Le couple d’ami se pose en missionnaire, et pas seulement au lit le samedi soir : vous devez être éduqué. A la manière de Victor l’enfant sauvage qui obtient un bol de lait quand il reconnaît la clé posée sur la table, peut-être aurez vous droit à un deuxième verre de Chardonnay (pas Picon que je vous dis) si vous admettez que tout de même, la vie de couple vous manque ou vous fait envie.

Mais en réalité, le risque réel vient quand commence la fameuse leçon de morale à l’usage des célibataires et autres déviants : « Tu bois trop. Tu sors trop. Tu ne dors pas assez. Tu ne crois pas à l’amour/au romantisme/à la Saint Valentin. Tu devrais faire des steps et arrêter de manger des parts de pizza froides la nuit si tu veux rencontrer quelqu’un (votre seul objectif dans la vie, je vous le rappelle). Tu ne devrais cependant pas porter cette tenue aguicheuse pour atteindre ton but. Tu te protèges au moins ? »


Les « pièges couples d’amis » : comment les repérer ? Comment y échapper ?

Aussi vrai qu’on n’échappe pas à son destin, et rarement à un contrôle fiscal, on n’échappe pas aux couples d’amis.

Le couple d’amis cherche, par tous les moyens et en dépit du bons sens, à vous « caser ». Vous ranger, en d’autres termes. Vous faire sortir de votre vie de débauché(e) proche d’un épisode d’Ab Fab.

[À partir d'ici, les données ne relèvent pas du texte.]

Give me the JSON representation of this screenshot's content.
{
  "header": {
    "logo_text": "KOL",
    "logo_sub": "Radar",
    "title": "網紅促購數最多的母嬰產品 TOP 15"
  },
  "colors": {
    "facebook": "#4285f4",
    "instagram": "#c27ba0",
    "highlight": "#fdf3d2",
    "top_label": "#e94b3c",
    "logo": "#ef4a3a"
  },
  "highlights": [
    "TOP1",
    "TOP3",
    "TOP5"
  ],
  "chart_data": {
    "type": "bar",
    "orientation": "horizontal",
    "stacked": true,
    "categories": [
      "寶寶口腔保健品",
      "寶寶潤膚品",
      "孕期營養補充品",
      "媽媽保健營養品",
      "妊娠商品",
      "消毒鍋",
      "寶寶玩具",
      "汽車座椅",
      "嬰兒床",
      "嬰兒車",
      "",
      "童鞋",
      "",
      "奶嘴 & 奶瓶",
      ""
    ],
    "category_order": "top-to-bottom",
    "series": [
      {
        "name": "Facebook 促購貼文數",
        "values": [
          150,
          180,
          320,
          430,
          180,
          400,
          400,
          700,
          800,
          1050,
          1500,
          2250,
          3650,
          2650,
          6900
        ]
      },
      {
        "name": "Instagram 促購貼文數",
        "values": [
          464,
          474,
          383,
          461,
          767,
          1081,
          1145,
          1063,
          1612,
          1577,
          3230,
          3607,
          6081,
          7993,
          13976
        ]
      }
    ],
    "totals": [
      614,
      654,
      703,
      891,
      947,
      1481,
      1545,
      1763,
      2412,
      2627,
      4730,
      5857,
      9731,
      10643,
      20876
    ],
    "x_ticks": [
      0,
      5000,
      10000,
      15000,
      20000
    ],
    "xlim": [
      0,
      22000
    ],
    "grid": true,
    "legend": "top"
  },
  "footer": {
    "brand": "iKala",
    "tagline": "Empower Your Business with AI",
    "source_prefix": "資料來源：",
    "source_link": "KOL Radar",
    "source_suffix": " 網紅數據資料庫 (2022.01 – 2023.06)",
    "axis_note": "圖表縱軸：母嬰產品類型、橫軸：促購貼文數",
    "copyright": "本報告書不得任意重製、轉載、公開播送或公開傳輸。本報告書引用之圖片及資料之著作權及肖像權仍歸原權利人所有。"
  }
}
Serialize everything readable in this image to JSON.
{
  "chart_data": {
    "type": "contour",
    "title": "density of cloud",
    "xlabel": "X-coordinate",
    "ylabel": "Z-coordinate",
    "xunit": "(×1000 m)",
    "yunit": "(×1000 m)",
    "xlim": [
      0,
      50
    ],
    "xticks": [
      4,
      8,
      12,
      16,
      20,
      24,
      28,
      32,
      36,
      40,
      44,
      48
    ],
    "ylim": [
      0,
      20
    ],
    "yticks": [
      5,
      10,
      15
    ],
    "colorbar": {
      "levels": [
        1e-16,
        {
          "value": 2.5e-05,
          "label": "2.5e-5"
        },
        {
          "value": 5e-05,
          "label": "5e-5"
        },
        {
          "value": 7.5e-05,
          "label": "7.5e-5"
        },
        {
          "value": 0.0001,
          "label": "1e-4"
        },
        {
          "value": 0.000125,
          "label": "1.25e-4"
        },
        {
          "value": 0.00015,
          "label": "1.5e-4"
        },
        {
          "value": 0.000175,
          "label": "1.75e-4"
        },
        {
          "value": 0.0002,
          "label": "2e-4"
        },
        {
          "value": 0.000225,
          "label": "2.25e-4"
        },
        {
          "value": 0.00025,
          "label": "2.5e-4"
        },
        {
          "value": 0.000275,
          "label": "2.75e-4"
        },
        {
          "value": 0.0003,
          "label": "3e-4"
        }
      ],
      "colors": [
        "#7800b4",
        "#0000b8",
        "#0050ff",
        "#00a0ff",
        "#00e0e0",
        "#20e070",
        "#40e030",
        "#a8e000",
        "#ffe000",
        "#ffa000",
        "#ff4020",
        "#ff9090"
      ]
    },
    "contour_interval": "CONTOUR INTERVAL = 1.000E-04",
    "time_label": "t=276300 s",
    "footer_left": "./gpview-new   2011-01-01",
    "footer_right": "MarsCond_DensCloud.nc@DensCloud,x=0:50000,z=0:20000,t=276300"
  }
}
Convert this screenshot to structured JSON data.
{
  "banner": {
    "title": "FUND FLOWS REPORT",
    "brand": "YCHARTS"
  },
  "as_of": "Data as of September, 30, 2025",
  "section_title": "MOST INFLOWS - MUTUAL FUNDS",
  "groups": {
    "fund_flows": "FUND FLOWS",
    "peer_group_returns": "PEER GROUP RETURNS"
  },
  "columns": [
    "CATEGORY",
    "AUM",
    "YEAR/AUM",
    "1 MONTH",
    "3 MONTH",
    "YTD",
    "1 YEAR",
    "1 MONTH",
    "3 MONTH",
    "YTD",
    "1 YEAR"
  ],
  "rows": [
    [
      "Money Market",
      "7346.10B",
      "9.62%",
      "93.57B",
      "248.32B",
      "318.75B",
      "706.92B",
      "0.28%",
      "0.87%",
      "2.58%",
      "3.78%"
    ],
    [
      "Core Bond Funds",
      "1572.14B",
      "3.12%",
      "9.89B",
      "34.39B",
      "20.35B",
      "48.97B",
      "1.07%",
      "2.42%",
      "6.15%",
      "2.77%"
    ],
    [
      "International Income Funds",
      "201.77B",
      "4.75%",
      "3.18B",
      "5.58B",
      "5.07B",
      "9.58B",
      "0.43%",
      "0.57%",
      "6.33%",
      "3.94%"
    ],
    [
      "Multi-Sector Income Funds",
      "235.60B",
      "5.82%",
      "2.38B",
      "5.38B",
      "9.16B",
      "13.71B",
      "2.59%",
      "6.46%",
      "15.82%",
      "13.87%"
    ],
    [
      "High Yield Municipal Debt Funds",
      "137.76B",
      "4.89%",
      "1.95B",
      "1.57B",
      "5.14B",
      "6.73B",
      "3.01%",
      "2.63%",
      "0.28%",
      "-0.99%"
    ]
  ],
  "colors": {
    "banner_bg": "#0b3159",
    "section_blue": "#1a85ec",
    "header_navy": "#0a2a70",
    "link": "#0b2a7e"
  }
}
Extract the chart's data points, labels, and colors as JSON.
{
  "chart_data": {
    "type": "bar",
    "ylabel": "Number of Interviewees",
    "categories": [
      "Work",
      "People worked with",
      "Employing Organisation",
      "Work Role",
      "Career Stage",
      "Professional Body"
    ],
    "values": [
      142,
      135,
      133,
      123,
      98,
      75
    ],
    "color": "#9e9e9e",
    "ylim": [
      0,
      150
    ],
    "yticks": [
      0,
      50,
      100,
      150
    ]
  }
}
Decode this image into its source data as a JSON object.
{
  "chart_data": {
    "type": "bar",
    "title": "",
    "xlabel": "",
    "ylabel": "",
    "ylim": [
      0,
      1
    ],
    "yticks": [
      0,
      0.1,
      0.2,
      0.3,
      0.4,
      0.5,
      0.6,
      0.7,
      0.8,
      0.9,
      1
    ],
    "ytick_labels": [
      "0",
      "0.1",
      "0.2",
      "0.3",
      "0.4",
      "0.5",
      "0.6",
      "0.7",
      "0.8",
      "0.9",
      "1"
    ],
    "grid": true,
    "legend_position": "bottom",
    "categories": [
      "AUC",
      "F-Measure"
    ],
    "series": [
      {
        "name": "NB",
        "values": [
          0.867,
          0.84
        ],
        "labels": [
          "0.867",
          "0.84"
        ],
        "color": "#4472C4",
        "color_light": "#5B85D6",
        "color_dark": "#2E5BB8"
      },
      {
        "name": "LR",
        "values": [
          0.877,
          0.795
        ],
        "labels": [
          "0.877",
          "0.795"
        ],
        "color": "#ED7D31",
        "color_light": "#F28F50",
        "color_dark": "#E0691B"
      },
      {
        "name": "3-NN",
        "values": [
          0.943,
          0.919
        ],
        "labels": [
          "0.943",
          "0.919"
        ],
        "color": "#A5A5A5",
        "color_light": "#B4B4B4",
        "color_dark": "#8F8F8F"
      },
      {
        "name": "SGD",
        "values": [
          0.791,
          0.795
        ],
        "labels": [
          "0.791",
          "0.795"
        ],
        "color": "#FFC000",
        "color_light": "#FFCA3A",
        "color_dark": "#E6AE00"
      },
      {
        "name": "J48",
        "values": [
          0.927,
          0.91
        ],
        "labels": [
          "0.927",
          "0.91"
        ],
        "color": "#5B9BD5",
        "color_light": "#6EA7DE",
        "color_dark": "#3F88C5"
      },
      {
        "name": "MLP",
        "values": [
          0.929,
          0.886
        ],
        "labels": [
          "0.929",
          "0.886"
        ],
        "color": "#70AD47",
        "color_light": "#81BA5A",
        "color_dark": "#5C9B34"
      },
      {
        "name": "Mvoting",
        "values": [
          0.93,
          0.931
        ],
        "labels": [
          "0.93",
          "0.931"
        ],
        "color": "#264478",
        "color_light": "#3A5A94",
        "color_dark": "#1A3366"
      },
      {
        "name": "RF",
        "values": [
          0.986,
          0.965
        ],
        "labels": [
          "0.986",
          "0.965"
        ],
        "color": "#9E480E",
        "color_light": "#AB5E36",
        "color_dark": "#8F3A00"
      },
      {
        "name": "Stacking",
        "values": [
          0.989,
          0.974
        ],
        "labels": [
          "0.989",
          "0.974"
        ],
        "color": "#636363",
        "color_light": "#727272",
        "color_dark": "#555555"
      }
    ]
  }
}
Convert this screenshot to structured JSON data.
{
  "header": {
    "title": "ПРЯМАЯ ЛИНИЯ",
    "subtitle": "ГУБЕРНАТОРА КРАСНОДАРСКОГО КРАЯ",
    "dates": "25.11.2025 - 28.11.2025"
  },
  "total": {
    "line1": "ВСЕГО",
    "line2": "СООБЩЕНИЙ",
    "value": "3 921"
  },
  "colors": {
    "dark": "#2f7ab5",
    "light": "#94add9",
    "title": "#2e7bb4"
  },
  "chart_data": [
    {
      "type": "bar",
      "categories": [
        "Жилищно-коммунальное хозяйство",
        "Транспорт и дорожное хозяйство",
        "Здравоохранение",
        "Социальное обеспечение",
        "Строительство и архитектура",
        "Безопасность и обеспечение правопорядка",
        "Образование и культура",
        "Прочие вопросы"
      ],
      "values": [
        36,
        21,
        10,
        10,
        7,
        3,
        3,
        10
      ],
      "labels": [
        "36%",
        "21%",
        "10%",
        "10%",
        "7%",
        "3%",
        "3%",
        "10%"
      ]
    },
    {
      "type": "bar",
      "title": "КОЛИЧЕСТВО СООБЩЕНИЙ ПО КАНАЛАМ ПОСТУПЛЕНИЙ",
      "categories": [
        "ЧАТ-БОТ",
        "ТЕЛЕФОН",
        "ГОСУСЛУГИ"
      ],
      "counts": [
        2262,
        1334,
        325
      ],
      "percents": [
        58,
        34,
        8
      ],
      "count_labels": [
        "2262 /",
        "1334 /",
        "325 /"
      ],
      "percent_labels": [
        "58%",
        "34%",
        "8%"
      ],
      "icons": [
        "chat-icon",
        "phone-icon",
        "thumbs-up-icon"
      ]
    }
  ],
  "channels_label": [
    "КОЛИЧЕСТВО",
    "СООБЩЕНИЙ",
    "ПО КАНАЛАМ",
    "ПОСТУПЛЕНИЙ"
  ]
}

Ne serait-ce que parce que ça risquerait de donner de mauvaises idées à madame. Donc ce dont vous avez envie (qu’en savez vous d’ailleurs ?) : on s’en fout. Qui ? (un ami + une amie= un couple d’amis, n’oubliez pas l’équation).

Aucune importance, ils cherchent. Souvent ils trouvent. Et là c’est le moment où vous êtes embarqués dans un double date où la seule solution consiste à vous démonter le plus vite possible au gin-to pour faire passer la gêne et anesthésier l’instinct qui vous pousse à courir le plus vite possible afin d’échapper à cette situation embarrassante.


Le couple d’amis, une psychologie fragile

Sous le vernis impeccable de leur vie sans encombre, le couple d’amis a des problèmes (et au fait, tant qu’on y est, on a appris de source sûre que Scarlett Johansson va régulièrement aux toilettes). Et le plus souvent il vous en fait part, espérant trouver sur votre épaule fourbue un peu de réconfort. Trois cas de figure s’offrent à vous :

1) Vous êtes ami avec un seul membre du duo : ça ressemble à une conversation normale avec un ami normal, à ceci près qu’il vous fait comprendre, explicitement ou non, que vous ne pouvez pas réellement percevoir toute la complexité de la situation puisque vous ne goûtez pas au bonheur mis en péril par la crise actuelle.

2) Les deux membres du duo se confient à vous séparément : vous pouvez au mieux rire des petites différences entre les deux versions (qui a oublié d’éteindre la cafetière ?), au pire constater qu’un fossé se creuse au milieu d’un édifice qui vous semblait indestructible (et camoufler ce petit sourire qui ne serait pas du meilleur effet).

3) Le couple d’amis commence à s’effondrer devant vous : Ecoutez Gandalf, et « courez pauvres fous ! ». Ecoutez-moi et tentez une diversion en parlant de la poutre de Bamako, un sujet qui met tout le monde d’accord en général.


Dernière remarque :

Attention, une fois en couple, rien ne s’arrange au contraire : il y a des couples sans couple d’amis, mais comme les poulpes devins ou les actrices porno diplômées, c’est pas la majorité de l’espèce.


Bisous, donc et bon courage.


[1] La réponse est « non », cela va de soi. Et gare au prochain qui fera la réflexion.